Moulène's works have been exhibited in the Venice Biennial ; the Taipei Biennial ; the Sharjah Biennial ; the First International Biennial of the Image ; the Sao Paulo Biennial ; and Documenta X. Solo exhibitions of Moulène's works have been held at SculptureCenter, New York ; Miguel Abreu Gallery ; Centre d'art contemporain, Delme ; Fondation d'enterprise Hermes, Brussels ; Secession, Vienna ; Centre Pompidou, Paris ; Villa Medici, Rome ; Kunstverein Hannover ; Dia:Beacon, New York ; Carré d’art-Musée d’art contemporain, Nîmes ; Culturgest, Lisbon ; Musée du Louvre, Paris ; and Centre d’Art Contemporain de Genève.

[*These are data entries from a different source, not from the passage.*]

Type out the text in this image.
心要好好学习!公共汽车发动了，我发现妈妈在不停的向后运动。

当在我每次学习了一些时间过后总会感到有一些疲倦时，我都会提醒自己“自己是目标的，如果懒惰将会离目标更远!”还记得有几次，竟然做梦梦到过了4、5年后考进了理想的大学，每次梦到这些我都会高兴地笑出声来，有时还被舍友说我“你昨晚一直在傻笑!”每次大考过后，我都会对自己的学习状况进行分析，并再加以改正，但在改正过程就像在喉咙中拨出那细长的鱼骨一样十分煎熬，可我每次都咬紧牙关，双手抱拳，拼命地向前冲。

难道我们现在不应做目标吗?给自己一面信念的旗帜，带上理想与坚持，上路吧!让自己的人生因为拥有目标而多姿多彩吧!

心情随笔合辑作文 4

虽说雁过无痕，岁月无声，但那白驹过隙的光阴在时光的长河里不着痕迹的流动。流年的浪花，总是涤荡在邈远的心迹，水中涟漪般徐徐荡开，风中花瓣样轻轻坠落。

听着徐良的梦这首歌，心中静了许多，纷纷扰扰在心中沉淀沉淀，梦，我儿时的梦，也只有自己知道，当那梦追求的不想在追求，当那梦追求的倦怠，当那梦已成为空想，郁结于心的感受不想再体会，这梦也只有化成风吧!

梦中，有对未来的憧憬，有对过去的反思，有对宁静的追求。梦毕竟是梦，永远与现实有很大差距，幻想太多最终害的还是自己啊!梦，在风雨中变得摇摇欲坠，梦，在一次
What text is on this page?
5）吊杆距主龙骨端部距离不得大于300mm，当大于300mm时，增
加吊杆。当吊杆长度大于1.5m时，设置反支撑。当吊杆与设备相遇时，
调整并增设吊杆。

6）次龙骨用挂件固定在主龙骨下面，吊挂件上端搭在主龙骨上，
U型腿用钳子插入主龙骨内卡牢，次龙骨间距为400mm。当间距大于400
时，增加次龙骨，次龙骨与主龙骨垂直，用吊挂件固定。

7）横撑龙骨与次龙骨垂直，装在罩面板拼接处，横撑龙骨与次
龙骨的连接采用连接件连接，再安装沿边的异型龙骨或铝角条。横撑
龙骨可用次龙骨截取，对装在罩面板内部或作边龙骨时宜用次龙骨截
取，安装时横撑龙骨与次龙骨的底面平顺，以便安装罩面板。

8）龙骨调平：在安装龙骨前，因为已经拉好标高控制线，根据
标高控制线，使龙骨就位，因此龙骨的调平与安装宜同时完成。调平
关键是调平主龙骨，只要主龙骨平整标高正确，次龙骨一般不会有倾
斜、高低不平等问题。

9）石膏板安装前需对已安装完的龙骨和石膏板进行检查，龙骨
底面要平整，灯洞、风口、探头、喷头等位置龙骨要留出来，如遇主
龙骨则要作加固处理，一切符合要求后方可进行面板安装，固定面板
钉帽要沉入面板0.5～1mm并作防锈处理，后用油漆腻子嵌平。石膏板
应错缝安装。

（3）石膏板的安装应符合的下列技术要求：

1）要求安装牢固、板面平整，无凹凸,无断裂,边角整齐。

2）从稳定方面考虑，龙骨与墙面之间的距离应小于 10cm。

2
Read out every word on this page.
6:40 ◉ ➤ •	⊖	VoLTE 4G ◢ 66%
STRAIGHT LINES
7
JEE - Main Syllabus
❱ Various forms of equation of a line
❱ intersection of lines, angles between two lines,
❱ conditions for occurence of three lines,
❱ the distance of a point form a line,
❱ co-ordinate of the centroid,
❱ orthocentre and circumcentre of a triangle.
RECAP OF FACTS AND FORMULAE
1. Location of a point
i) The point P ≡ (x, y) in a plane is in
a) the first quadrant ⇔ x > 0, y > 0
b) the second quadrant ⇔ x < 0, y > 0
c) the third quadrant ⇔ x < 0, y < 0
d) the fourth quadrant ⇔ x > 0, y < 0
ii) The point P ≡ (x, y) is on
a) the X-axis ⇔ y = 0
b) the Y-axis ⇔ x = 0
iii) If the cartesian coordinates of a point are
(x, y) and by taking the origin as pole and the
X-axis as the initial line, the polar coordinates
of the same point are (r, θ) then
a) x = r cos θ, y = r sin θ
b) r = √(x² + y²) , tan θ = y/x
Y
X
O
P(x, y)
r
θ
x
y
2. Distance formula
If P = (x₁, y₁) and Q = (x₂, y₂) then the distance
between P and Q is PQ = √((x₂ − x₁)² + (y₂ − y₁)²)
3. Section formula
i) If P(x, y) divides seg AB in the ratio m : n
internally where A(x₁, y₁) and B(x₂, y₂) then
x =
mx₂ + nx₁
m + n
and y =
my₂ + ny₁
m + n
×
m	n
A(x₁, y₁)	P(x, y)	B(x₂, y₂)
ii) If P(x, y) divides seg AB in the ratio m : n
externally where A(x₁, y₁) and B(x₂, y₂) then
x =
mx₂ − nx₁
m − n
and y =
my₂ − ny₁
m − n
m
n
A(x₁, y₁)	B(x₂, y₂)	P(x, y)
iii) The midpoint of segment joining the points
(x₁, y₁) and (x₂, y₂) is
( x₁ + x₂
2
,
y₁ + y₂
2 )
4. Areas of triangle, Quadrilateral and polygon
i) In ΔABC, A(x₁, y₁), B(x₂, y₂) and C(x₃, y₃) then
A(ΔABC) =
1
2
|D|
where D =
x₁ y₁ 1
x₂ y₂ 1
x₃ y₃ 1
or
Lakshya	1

Moulène’s work has been included in group exhibitions at MoMA PS1 ; École Nationale Supérieure des Beaux-Arts de Paris; Centre de la photographie Genève, Miejski Osrodek Sztuki ; S.M.A.K. ; MMOMA ; Secession ; Museo Tamayo ; Guggenheim Museum Bilbao; Palais de Tokyo, Punta Della DoganaPalazzo Grassi ; Witte de With, ARC / Musée d'Art Moderne de la Ville de Paris; Le Magasin ; Yokohama Museum of Art; Triennale de Milano; KW Institute for Contemporary Art ; Museum Ludwig ; De Appel ; Landesmuseum Joanneum GmbH Kunsthaus ; Centre Pompidou ; Kunstverein Nürnberg, and elsewhere.

Monographs

Other texts on his work include Matter and Form: Self-evidence and Surprise: On Jean-Luc Moulène's Objects by Alain Badiou and Torture Concrete: Jean-Luc Moulène and the Protocol of Abstraction by Reza Negarestani.

Collections

Moulène's works are held in the collections of the Museum of Modern Art ; Tate ; Museum of Contemporary Art ; Pinault Collection; Dia Art Foundation ; Musée de l'art moderne de la ville de Paris; Kadist Art Foundation ; Musée d'Art Moderne et Contemporain ; and Centre National des Arts Plastiques.